Monday, March 10, 2008

Good Fences

Everyone in my new building is super friendly and nice. People say "hi" to each other, and I have observed people engage in long, friendly conversations in which they convey the impression that they either 1) know each other's personal business or 2) actually hang out. Supposedly, in the summer, there will be pool parties, from which I, the swimming-disabled person, will be excluded.

I have observed these things, yes--but with my earphones in my ears, and with a friendly, silent smile and nod of my head in my quick passings from my door to the lobby door (all of five feet). In general I keep to myself. Not that I dislike these people--but with the hard-won wisdom gained from law school and all the times I have lived in buildings with lots of people or overzealous neighbors, I am hanging back. Life lessons, kids: 1) take your time in getting friendly, 2) make friends carefully, 3) nice people do not necessarily good friends make, 4) life is not a Friends episode, and 5) familiarity breeds contempt.

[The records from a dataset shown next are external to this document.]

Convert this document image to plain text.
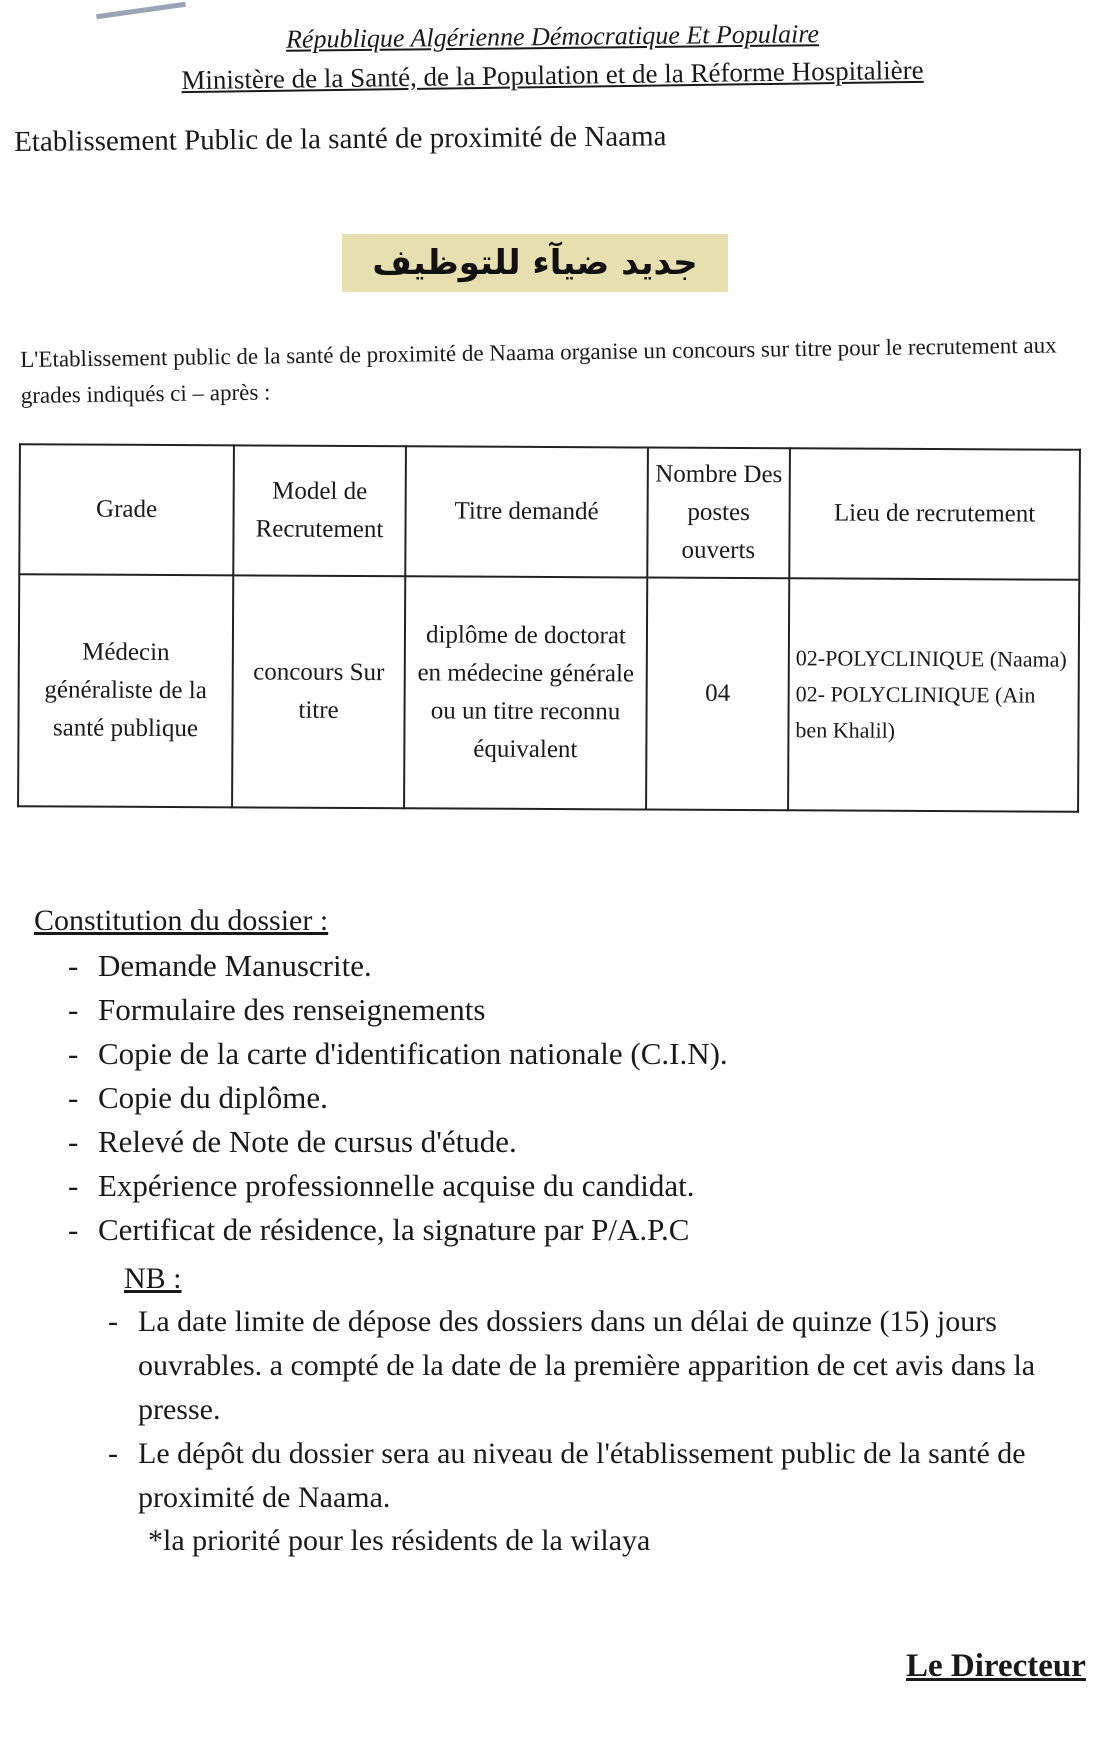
République Algérienne Démocratique Et Populaire
Ministère de la Santé, de la Population et de la Réforme Hospitalière
Etablissement Public de la santé de proximité de Naama
جديد ضيآء للتوظيف
L'Etablissement public de la santé de proximité de Naama organise un concours sur titre pour le recrutement aux grades indiqués ci – après :
Grade	Model de Recrutement	Titre demandé	Nombre Des postes ouverts	Lieu de recrutement
Médecin généraliste de la santé publique	concours Sur titre	diplôme de doctorat en médecine générale ou un titre reconnu équivalent	04	02-POLYCLINIQUE (Naama)
02- POLYCLINIQUE (Ain ben Khalil)
Constitution du dossier :
- Demande Manuscrite.
- Formulaire des renseignements
- Copie de la carte d'identification nationale (C.I.N).
- Copie du diplôme.
- Relevé de Note de cursus d'étude.
- Expérience professionnelle acquise du candidat.
- Certificat de résidence, la signature par P/A.P.C
NB :
- La date limite de dépose des dossiers dans un délai de quinze (15) jours ouvrables. a compté de la date de la première apparition de cet avis dans la presse.
- Le dépôt du dossier sera au niveau de l'établissement public de la santé de proximité de Naama.
*la priorité pour les résidents de la wilaya
Le Directeur
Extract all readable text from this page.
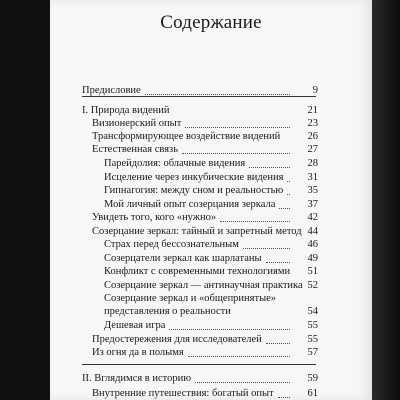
Содержание
Предисловие	9
I. Природа видений	21
Визионерский опыт	23
Трансформирующее воздействие видений	26
Естественная связь	27
Парейдолия: облачные видения	28
Исцеление через инкубические видения	31
Гипнагогия: между сном и реальностью	35
Мой личный опыт созерцания зеркала	37
Увидеть того, кого «нужно»	42
Созерцание зеркал: тайный и запретный метод 44
Страх перед бессознательным	46
Созерцатели зеркал как шарлатаны	49
Конфликт с современными технологиями	51
Созерцание зеркал — антинаучная практика 52
Созерцание зеркал и «общепринятые»
представления о реальности	54
Дешевая игра	55
Предостережения для исследователей	55
Из огня да в полымя	57
II. Вглядимся в историю	59
Внутренние путешествия: богатый опыт	61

Another reason I don't get to know my neighbors is that my door is the door that everyone passes from the lobby to the elevator. Standing outside my door, which I have done on those occasions I leave my place of work and residence, I can smell everything I cook and hear everything I listen to, no matter how low I put the volume. I cook almost every other day, and bake at least once a week. True, I run like a mo-fo just to work it off and give away most of what I bake, but still, that's a lot. I listen to what Paul Gowder calls "maudlin shit" on repeat, like the William H. Macy character in Magnolia. For a time, I was watching bits of Pride and Prejudice almost every day, because it's a pleasant pick me up I could play in the background as I was unpacking.

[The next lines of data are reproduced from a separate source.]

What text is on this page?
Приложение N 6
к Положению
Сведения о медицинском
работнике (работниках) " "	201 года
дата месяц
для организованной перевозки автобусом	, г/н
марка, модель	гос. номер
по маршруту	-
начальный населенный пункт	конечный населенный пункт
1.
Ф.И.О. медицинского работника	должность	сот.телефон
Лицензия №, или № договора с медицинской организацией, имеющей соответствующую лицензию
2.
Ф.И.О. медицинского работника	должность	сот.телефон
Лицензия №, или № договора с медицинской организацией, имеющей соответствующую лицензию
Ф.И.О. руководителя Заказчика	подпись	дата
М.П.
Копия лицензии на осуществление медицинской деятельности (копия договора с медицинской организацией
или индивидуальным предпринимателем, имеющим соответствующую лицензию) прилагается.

I am convinced that my neighbors think that I am this 400 lb. woman in flowered dresses who knits doilies and talks to her 10 cats while affecting a British accent and grooving to "Smoke Gets In Your Eyes."

Why dispel the myth? It's fun. I should start listening to death metal.

Although I never want to be that dude who listens to "world music" and has "awful cooking smells" emanating from his apartment. That's a dashiki-wearing dude with a Steven Seagal ponytail, man.